Sementara Ronaldo masih memegang rekor sebagai satu-satunya pemain yang mampu mencetak gol dalam lima edisi Piala Dunia berbeda, mulai 2006 hingga 2022. Megabintang Portugal itu juga menjadi top skor sepanjang masa sepak bola internasional dengan lebih dari 130 gol untuk timnas.

“Nanti tergantung kondisi. Messi dan Ronaldo sudah berumur, secara fisik, kecepatan dan reaksi tentu berkurang. Tapi motivasi mereka bisa sangat tinggi karena mungkin ini Piala Dunia terakhir bagi keduanya. Kalau Neymar lebih muda dan bisa berbuat banyak untuk Brasil,” ujar Alhadad.

Selain negara-negara besar, Alhadad juga memberi perhatian khusus kepada Jepang yang dinilai berpotensi menjadi kuda hitam. Tim Samurai Biru dalam beberapa tahun terakhir memang menunjukkan perkembangan pesat dengan banyak pemain yang berkarier di liga-liga elite Eropa.

Menariknya, Alhadad mengingat bagaimana Jepang pernah belajar dari sistem kompetisi Indonesia pada era Galatama di dekade 1980-an.

“Kita berharap Jepang bisa bikin kejutan karena dari Asia. Tahun 80-an Jepang belajar ke Indonesia, melihat kompetisi Galatama kok bagus. Setelah belajar, sekarang Jepang maju pesat,” katanya.

Prestasi Jepang memang terus menanjak. Mereka rutin lolos ke Piala Dunia sejak 1998 dan beberapa kali membuat kejutan dengan mengalahkan tim besar. Pada Piala Dunia 2022, Jepang sukses menundukkan Jerman dan Spanyol di fase grup sebelum akhirnya tersingkir dramatis lewat adu penalti melawan Kroasia di babak 16 besar.

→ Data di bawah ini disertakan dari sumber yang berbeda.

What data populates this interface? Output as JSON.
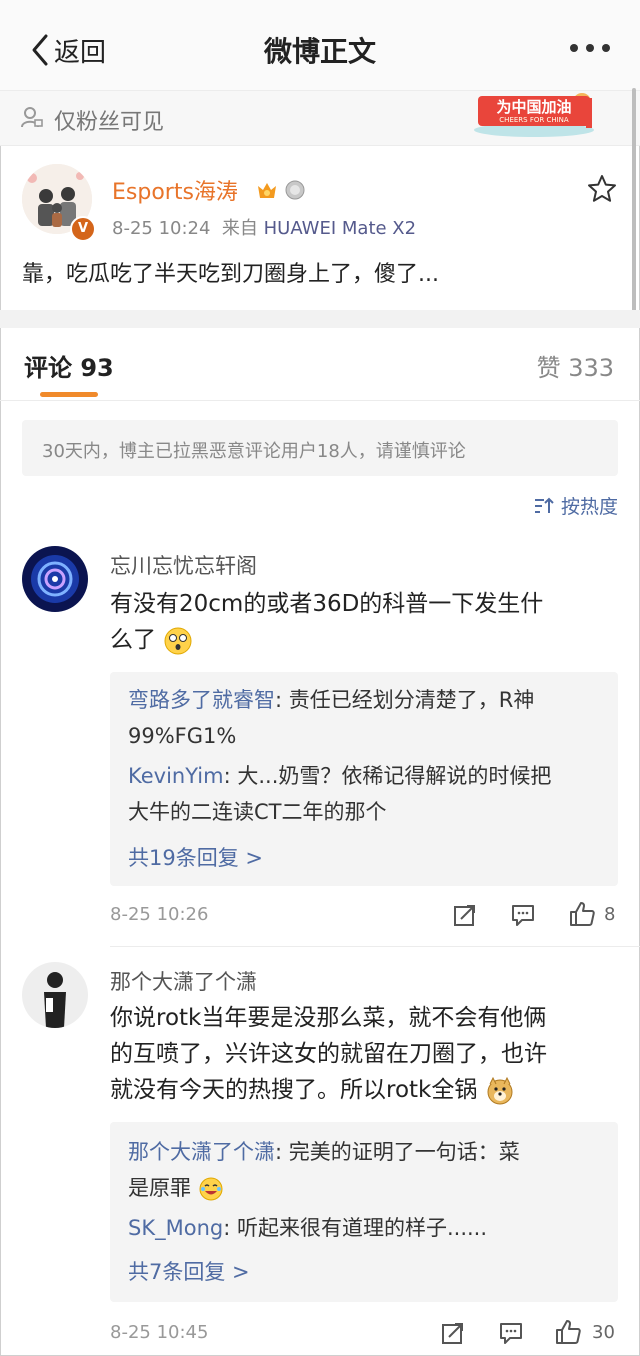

Selain Jepang, sejumlah negara lain seperti Belgia, Kroasia, hingga Maroko juga dinilai berpotensi menjadi pengganggu dominasi tradisional. Maroko bahkan mencetak sejarah pada 2022 sebagai negara Afrika pertama yang mampu menembus semifinal Piala Dunia.

Dengan format baru yang diikuti 48 negara, Piala Dunia 2026 diprediksi menjadi turnamen paling kompetitif dalam sejarah. Jumlah pertandingan lebih banyak dan padatnya jadwal diyakini membuka peluang lahirnya kejutan-kejutan baru di panggung sepak bola dunia.